If you chose not to vote in the June 4 election between the top two candidates; or, to vote for the Mr. Kiley from Placer County because you want to blame Mr. Dahle for a mailer he was not responsible for, you run the risk of the losing the only candidate who has demonstrated care about our part of the district. It happened in 1984, I hope that does not happen in 2019.
It’s sad that of the six candidates who ran in the March primary, one lives north of I-80 and the other five live south of I-80. I may be mistaken, but none of those five candidates, including Mona’s preferred candidate Silke Pflueger, made any campaign appearances in the rural north counties stretching to the Oregon border. If we don’t know them, how will they know us?
Until the special election I had never heard of Silke Pflueger, let alone know what she has done to deserve election to the state Senate other than being a Democrat.
For what its worth Mona, I did receive a nice postcard in the mail from Gloria, a campaign volunteer, on behalf of Silke. It had a 35-cent stamp on it and was post marked in San Francisco. It had no return address, campaign ID number or other FPPC required information on political mailers.
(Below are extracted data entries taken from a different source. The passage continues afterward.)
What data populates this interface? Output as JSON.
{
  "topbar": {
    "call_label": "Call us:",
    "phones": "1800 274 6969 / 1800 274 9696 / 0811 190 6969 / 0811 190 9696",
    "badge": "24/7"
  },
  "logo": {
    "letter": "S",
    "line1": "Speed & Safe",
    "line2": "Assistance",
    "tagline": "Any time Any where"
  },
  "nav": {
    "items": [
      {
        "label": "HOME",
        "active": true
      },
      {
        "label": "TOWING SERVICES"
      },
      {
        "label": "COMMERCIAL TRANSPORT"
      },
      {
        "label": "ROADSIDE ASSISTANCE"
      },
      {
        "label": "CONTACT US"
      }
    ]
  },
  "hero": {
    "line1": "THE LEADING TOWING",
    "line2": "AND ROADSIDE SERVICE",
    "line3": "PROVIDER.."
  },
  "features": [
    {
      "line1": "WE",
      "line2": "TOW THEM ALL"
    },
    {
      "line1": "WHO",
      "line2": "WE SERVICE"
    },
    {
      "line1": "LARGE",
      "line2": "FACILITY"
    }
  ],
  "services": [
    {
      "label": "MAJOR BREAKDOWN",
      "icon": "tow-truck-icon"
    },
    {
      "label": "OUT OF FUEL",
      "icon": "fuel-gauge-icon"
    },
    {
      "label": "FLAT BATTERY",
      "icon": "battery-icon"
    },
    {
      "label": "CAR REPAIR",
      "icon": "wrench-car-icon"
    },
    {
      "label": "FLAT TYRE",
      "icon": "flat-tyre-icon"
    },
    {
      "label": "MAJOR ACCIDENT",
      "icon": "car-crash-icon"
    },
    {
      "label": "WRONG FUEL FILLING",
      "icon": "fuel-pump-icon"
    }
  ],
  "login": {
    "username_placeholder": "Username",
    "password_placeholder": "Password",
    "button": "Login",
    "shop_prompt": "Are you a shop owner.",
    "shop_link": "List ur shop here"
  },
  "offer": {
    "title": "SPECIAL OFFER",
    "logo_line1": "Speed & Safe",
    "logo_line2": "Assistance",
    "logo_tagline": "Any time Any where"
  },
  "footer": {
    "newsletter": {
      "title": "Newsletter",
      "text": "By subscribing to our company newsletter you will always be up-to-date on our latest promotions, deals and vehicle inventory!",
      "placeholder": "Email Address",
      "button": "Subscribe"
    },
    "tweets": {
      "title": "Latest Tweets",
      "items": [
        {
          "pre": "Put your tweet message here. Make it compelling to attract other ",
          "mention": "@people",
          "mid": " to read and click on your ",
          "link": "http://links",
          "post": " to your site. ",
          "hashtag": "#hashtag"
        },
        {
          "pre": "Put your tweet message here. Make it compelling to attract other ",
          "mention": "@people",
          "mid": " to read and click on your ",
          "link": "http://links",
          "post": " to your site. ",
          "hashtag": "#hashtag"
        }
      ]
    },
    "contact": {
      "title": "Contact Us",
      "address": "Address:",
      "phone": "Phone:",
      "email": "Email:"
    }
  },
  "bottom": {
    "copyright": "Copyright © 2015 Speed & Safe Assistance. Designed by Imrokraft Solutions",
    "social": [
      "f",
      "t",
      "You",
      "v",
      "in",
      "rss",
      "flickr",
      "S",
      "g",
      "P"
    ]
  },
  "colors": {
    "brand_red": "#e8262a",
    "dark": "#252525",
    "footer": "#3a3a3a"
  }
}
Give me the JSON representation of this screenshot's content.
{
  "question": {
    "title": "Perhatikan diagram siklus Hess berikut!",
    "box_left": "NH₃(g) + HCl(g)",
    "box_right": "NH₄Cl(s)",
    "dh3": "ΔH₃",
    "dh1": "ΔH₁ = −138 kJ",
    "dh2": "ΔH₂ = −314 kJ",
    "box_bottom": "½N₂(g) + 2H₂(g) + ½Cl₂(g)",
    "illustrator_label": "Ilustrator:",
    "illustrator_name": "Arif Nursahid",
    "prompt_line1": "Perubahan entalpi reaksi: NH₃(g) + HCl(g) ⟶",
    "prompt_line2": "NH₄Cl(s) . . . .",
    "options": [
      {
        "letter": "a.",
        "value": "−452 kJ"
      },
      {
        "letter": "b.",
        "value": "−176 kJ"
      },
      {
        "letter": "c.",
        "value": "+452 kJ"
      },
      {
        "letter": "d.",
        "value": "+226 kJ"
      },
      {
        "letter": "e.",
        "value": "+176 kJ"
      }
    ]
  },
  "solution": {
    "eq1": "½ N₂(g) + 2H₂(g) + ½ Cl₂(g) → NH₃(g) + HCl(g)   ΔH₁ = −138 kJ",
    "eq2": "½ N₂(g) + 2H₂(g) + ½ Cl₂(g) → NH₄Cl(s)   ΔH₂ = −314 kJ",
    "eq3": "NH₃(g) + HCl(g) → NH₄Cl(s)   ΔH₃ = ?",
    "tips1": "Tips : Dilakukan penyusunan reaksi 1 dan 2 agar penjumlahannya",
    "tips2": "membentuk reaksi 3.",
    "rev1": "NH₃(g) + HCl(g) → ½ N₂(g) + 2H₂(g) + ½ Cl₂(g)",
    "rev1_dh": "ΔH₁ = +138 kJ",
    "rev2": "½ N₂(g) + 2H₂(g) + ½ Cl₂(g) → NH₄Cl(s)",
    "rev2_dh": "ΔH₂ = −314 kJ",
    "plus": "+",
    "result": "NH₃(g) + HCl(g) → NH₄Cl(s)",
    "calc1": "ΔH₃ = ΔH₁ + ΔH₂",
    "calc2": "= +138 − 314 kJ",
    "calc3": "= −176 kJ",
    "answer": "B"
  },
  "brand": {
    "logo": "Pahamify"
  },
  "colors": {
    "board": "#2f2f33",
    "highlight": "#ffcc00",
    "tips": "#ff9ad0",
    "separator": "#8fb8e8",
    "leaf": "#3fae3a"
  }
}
Whether it is a violation of the Fair Political Practices Act, I can’t say. But it does drive home the point that political cheaters cross party lines.
That is why I left the Democratic Party more than 20 years ago and became an independent who is registered “no party preference” or NPP. I’m interested in candidates, regardless of political affiliation, who work on bringing solutions to our problems. The only candidate we have with a record of accomplishments is Brian Dahle, and that’s why I will be continuing my strong support for him on June 4. If he is successful, it will be the first time in 54 years that Lassen County will have a county resident serving in the state Senate. Something even the state of Jefferson proponents should be able to agree on, since that was one of their main objectives?